En revanche, l'Assemblée a adopté, malgré la réticence du ministre et des avis très tranchés, une mesure visant à faciliter la reconnaissance des familles homoparentales. Soutenue par la députée Jennifer De Temmerman (La République En Marche, LREM), celle-ci modifie les mentions "père" et "mère" en "parent 1" et "parent 2" ou "responsable 1" et "responsable 2" dans les dossiers institutionnels (inscriptions, bourses, etc.). Pour la députée, c'est un moyen de sortir de la confrontation, par les familles, à "des modèles sociaux et familiaux un peu dépassés". La position du ministère a suscité une réaction vive de Xavier Breton (LR) qui dénonce "l'embarras du Gouvernement" sur ces sujets. "On n'ose pas répondre et on évacue les problèmes !", a-t-il déclaré.

Plusieurs mesures de reconnaissance en faveur des territoires ultra-marins

Si le texte ne fait assurément pas la part belle à des avancées possibles en matière de lutte contre les inégalités et discriminations, ont été adoptées des mesures en direction des territoires ultra-marins qui vont dans le sens d'un traitement davantage égalitaire de tous les territoires français. La mesure la plus importante consacre la création d'un rectorat à Mayotte pour répondre à ses besoins spécifiques : ce territoire a notamment le taux d'encadrement le plus faible de l'outre-mer, un taux de scolarisation des enfants de moins de 3 ans extrêmement faible (3,5 %), des budgets inférieurs de 60 % au budget moyen des collectivités de même importance, qui ne permettent pas "de faire face aux besoins urgents de construction d'écoles".

D'autres amendements relèvent davantage de reconnaissances symboliques : une modification du code de l'éducation pour préciser explicitement la présence de "l'outre-mer" dans les enseignements "destinés à faire connaître la diversité et la richesse des cultures représentées en France", ou encore la nécessité de faire représenter ces territoires sur les cartes de France, soit 3 millions de Français qui apparaîtront enfin sur ces cartes.
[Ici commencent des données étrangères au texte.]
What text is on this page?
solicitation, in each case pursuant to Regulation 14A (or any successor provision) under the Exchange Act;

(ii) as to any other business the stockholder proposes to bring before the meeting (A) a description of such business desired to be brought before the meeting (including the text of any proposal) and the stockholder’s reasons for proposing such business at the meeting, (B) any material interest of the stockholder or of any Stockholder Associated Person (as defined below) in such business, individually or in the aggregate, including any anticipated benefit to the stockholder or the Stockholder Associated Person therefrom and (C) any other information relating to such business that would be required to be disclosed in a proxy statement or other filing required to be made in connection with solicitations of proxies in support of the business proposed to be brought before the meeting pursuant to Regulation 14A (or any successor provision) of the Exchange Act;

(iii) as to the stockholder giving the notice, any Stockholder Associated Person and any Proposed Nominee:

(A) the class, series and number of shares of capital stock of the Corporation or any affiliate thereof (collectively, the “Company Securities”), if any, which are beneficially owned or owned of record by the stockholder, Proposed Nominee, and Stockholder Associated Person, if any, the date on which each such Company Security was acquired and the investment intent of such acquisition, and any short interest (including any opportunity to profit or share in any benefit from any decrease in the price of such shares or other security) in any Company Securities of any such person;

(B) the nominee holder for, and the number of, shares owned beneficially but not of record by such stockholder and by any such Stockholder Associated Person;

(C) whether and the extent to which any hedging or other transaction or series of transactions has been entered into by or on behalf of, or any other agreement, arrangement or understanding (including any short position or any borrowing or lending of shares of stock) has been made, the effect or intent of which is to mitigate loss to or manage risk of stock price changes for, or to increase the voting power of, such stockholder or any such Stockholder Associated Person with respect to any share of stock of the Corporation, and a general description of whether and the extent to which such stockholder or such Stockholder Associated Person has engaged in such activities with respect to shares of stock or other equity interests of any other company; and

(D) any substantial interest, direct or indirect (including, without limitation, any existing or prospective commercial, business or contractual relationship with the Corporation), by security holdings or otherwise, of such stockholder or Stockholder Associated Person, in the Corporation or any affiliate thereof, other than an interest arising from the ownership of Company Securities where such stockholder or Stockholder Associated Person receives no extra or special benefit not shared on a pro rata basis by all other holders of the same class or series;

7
Le développement durable ne trouve toujours pas place égale avec le sport et la culture

En matière d'enseignement et de sensibilisation, pas d'avancée non plus du côté sur les questions liées à l'environnement : ainsi n'est pas adopté un amendement qui visait à rendre obligatoire l'affichage de la Charte de l'environnement dans chaque établissement, une demande légitime, selon Jennifer De Temmerman puisque "la Charte de l'environnement appartient au bloc constitutionnel depuis 2009" et que de son côté, en revanche, "l'affichage de la Déclaration des droits de l'homme et du citoyen dans les établissements scolaires est obligatoire depuis la loi Peillon de 2013".
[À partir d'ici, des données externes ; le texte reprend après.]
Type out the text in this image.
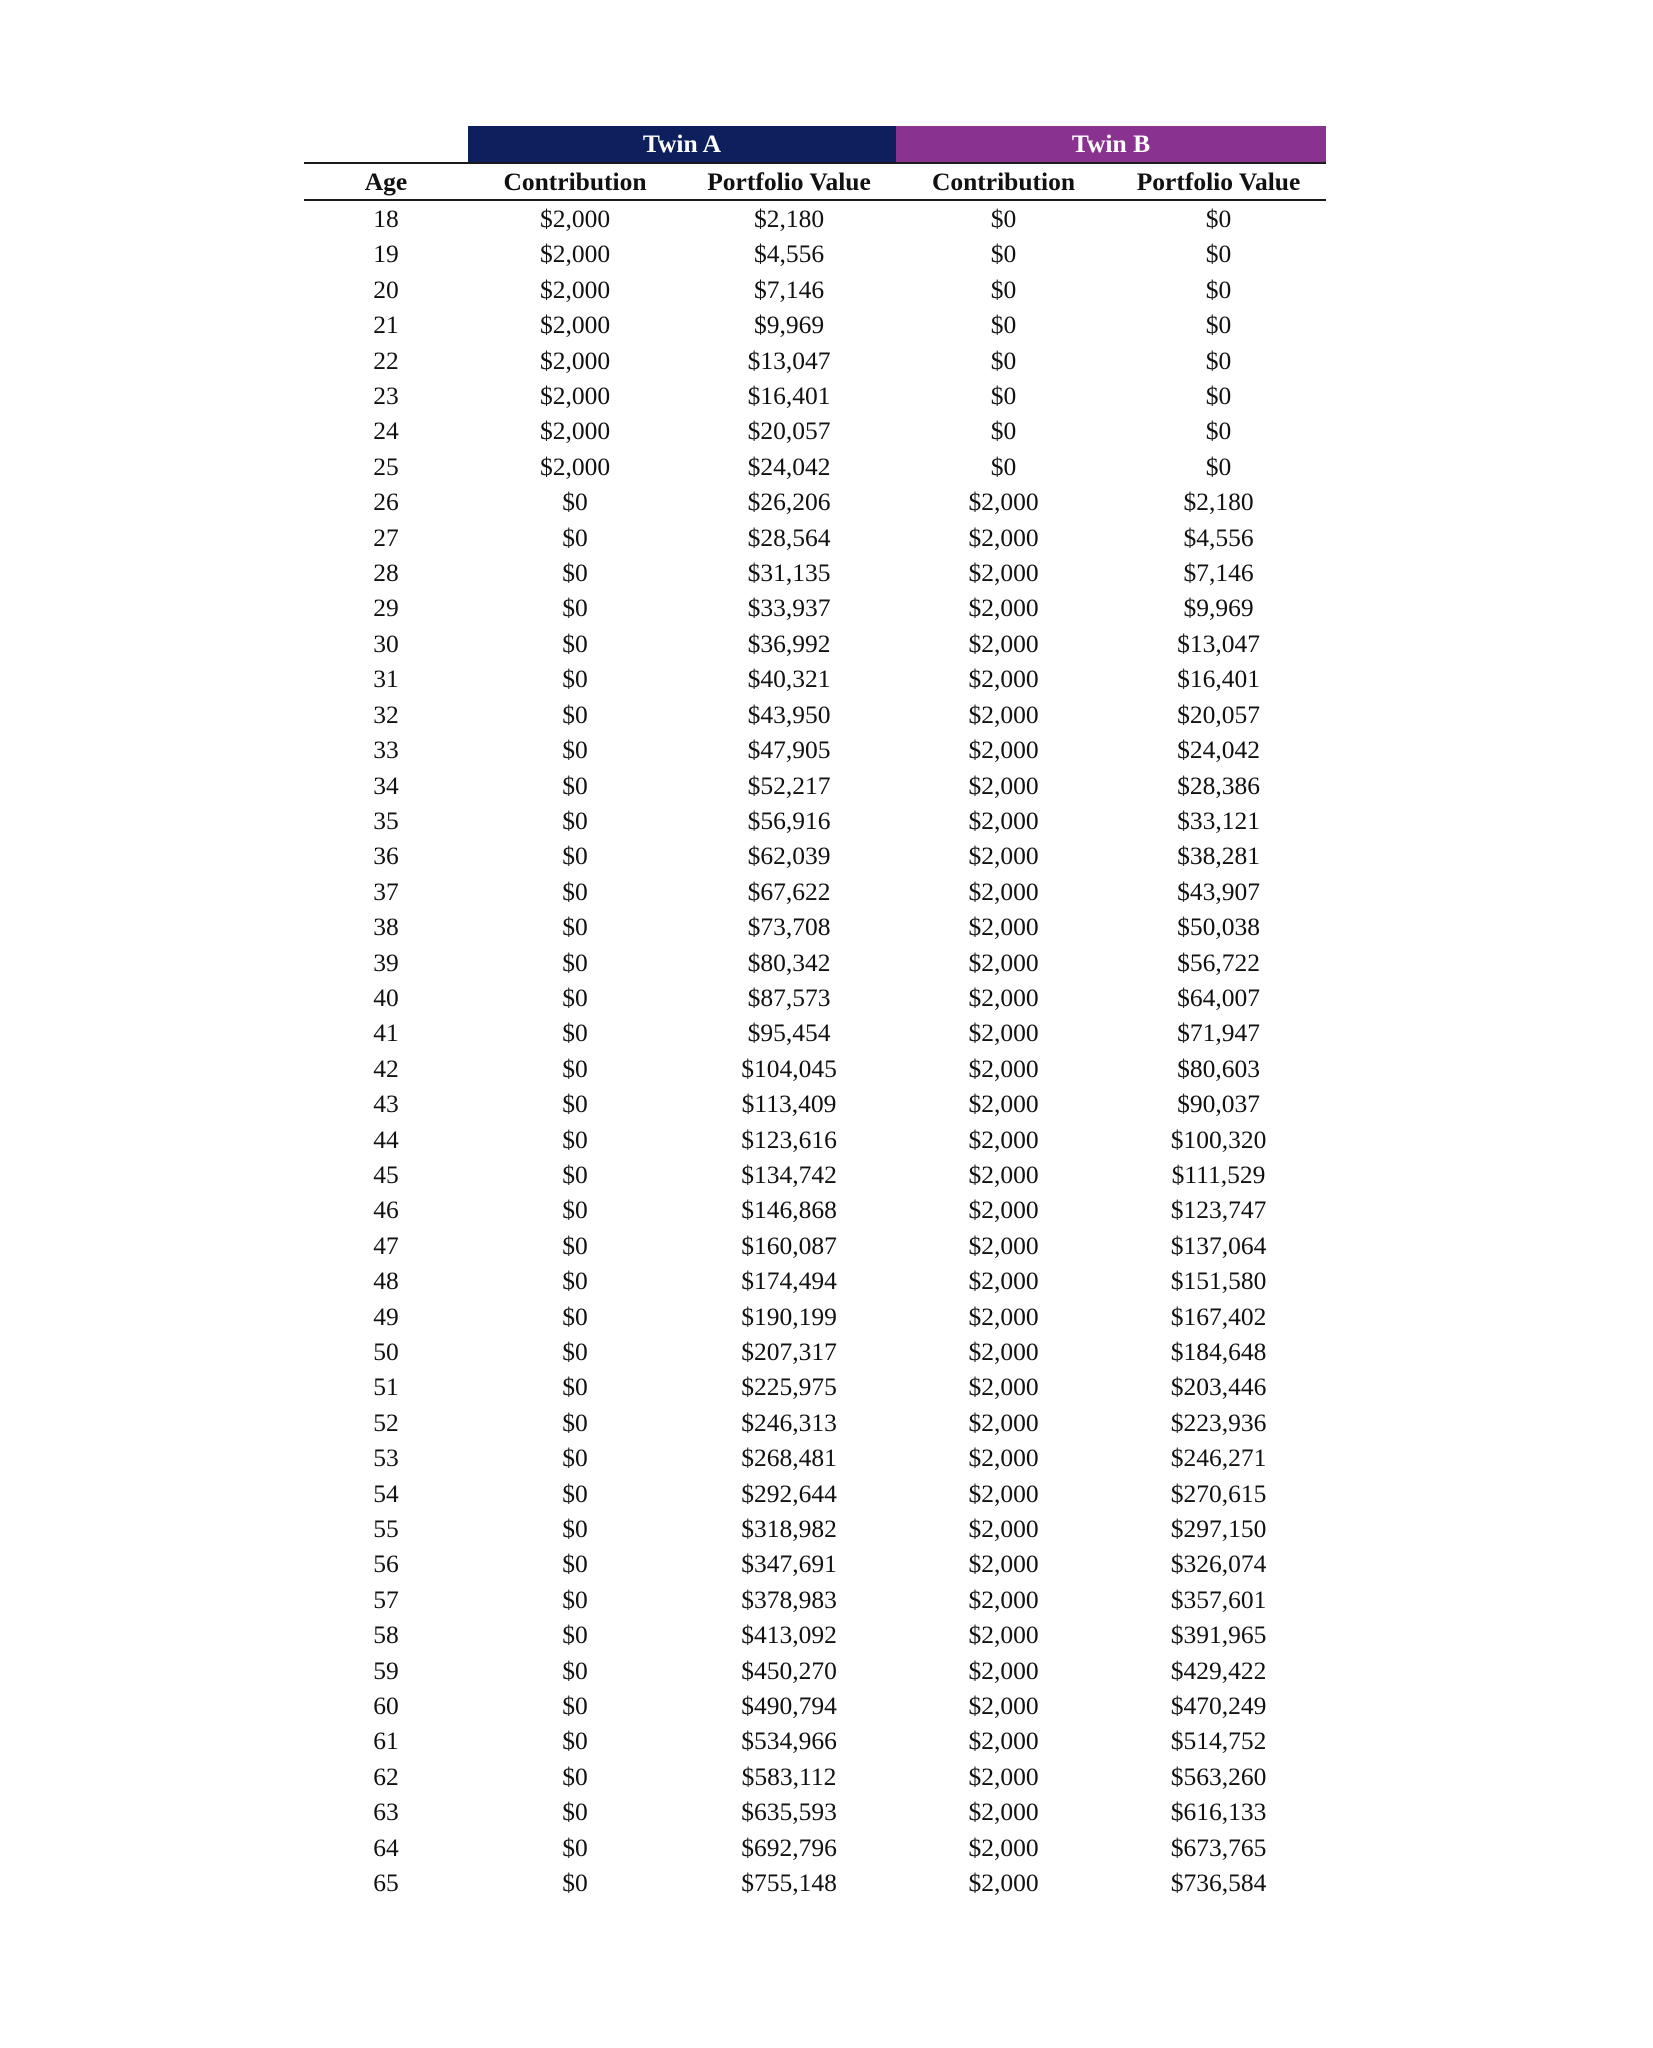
	Twin A		Twin B	
Age	Contribution	Portfolio Value	Contribution	Portfolio Value
18	$2,000	$2,180	$0	$0
19	$2,000	$4,556	$0	$0
20	$2,000	$7,146	$0	$0
21	$2,000	$9,969	$0	$0
22	$2,000	$13,047	$0	$0
23	$2,000	$16,401	$0	$0
24	$2,000	$20,057	$0	$0
25	$2,000	$24,042	$0	$0
26	$0	$26,206	$2,000	$2,180
27	$0	$28,564	$2,000	$4,556
28	$0	$31,135	$2,000	$7,146
29	$0	$33,937	$2,000	$9,969
30	$0	$36,992	$2,000	$13,047
31	$0	$40,321	$2,000	$16,401
32	$0	$43,950	$2,000	$20,057
33	$0	$47,905	$2,000	$24,042
34	$0	$52,217	$2,000	$28,386
35	$0	$56,916	$2,000	$33,121
36	$0	$62,039	$2,000	$38,281
37	$0	$67,622	$2,000	$43,907
38	$0	$73,708	$2,000	$50,038
39	$0	$80,342	$2,000	$56,722
40	$0	$87,573	$2,000	$64,007
41	$0	$95,454	$2,000	$71,947
42	$0	$104,045	$2,000	$80,603
43	$0	$113,409	$2,000	$90,037
44	$0	$123,616	$2,000	$100,320
45	$0	$134,742	$2,000	$111,529
46	$0	$146,868	$2,000	$123,747
47	$0	$160,087	$2,000	$137,064
48	$0	$174,494	$2,000	$151,580
49	$0	$190,199	$2,000	$167,402
50	$0	$207,317	$2,000	$184,648
51	$0	$225,975	$2,000	$203,446
52	$0	$246,313	$2,000	$223,936
53	$0	$268,481	$2,000	$246,271
54	$0	$292,644	$2,000	$270,615
55	$0	$318,982	$2,000	$297,150
56	$0	$347,691	$2,000	$326,074
57	$0	$378,983	$2,000	$357,601
58	$0	$413,092	$2,000	$391,965
59	$0	$450,270	$2,000	$429,422
60	$0	$490,794	$2,000	$470,249
61	$0	$534,966	$2,000	$514,752
62	$0	$583,112	$2,000	$563,260
63	$0	$635,593	$2,000	$616,133
64	$0	$692,796	$2,000	$673,765
65	$0	$755,148	$2,000	$736,584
Elle estime également nécessaire de placer l'éducation au développement durable "au même niveau que les enseignements sportifs et culturels", parce qu' "il repose sur trois piliers : social, économique et environnemental", et au regard de rapports "alarmants" qui ont été faits à ce sujet, comme celui du GIEC (Groupe d'experts intergouvernemental sur l'évolution du climat).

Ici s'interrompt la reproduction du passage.